As you get to a later phase commercialization, if it’s possible to have a powder formulation, encouraging your media suppliers to start those early I think is really important. It really drives down costs and allows you to have a better approach there.

Also important is identifying anywhere we can work with governmental agencies to promote the production of those critical raw materials. Earlier we talked about the importance of location, and a key location to consider is the location of your raw materials. Where are your starting materials coming from?

Let’s say you obtain a liquid raw material from the other side of the world and you have to ship it across the world to get your process done. That is really quite a challenge. And so, working with your own governmental agencies to promote the production of whatever is truly a critical raw material closer to your production facilities could help drive down some of those costs.

AL: As the Alliance for Regenerative Medicine works to advance the field, looking ahead, what does CGT 2.0 look like to you? What are the most exciting innovations or collaborative efforts that could redefine how we make and deliver these therapies?

SA: We’ve already had an exciting year in 2025. We had Baby KJ provide hope for advancing platform gene-editing technologies.

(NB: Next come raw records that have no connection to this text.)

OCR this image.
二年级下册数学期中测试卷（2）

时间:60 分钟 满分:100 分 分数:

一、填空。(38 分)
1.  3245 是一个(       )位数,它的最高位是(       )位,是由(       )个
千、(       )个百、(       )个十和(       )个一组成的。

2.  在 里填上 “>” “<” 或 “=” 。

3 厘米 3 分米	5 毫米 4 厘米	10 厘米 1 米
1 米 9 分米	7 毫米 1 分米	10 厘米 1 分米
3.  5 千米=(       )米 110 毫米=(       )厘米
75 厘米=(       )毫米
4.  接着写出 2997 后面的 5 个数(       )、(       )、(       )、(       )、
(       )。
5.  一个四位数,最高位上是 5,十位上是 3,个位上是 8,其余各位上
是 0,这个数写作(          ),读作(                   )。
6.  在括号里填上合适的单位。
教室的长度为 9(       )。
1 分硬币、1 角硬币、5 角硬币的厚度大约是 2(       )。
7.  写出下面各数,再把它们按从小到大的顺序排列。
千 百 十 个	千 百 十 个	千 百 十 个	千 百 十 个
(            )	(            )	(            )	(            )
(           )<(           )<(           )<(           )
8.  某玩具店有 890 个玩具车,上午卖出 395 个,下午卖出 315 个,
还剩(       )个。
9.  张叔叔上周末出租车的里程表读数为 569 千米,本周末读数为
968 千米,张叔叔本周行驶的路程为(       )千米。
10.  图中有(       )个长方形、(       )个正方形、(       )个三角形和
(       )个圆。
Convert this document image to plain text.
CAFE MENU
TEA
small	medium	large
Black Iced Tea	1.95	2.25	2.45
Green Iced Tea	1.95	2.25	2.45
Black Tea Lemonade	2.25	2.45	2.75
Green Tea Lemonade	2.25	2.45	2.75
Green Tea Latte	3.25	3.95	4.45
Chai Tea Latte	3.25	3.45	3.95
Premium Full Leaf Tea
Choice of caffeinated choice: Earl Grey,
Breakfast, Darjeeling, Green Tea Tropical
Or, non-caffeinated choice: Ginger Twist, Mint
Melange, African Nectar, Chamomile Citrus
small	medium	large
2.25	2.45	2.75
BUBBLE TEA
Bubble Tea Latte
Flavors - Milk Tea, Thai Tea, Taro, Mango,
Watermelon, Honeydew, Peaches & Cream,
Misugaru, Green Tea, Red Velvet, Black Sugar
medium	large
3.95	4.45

We saw CRISPR editing in a commercial setting — we’ve got proof of concept and we’re generating further safety data — and we have some big wins around removing some of the restrictions around CAR-T, such as shorter duration requirements for patients to be close to their treatment facilities and reduction of driving restrictions. It’s all based on this improved knowledge of what we know CAR-T product delivery looks like and what it means for our patients. 

I see us building on that and continuing to see progress in these therapies. I think what’s next is we continue to see new disease states that we can affect positively. I see us using new methodologies, such as in vivo gene editing and hypoimmune cell therapies, that could help take us truly off the shelf for allogeneic instead of having to have patients, receiving immunosuppression to receive them. 

And then we’re seeing new regions stepping up. So new regions around the world being able to receive these therapies and so many more things. This field is super exciting. I’m excited to be part of the work at the Alliance for Regenerative Medicine to pull all of these really important stakeholders together and really unite us around the focus of getting these really modernized treatments out to our patients.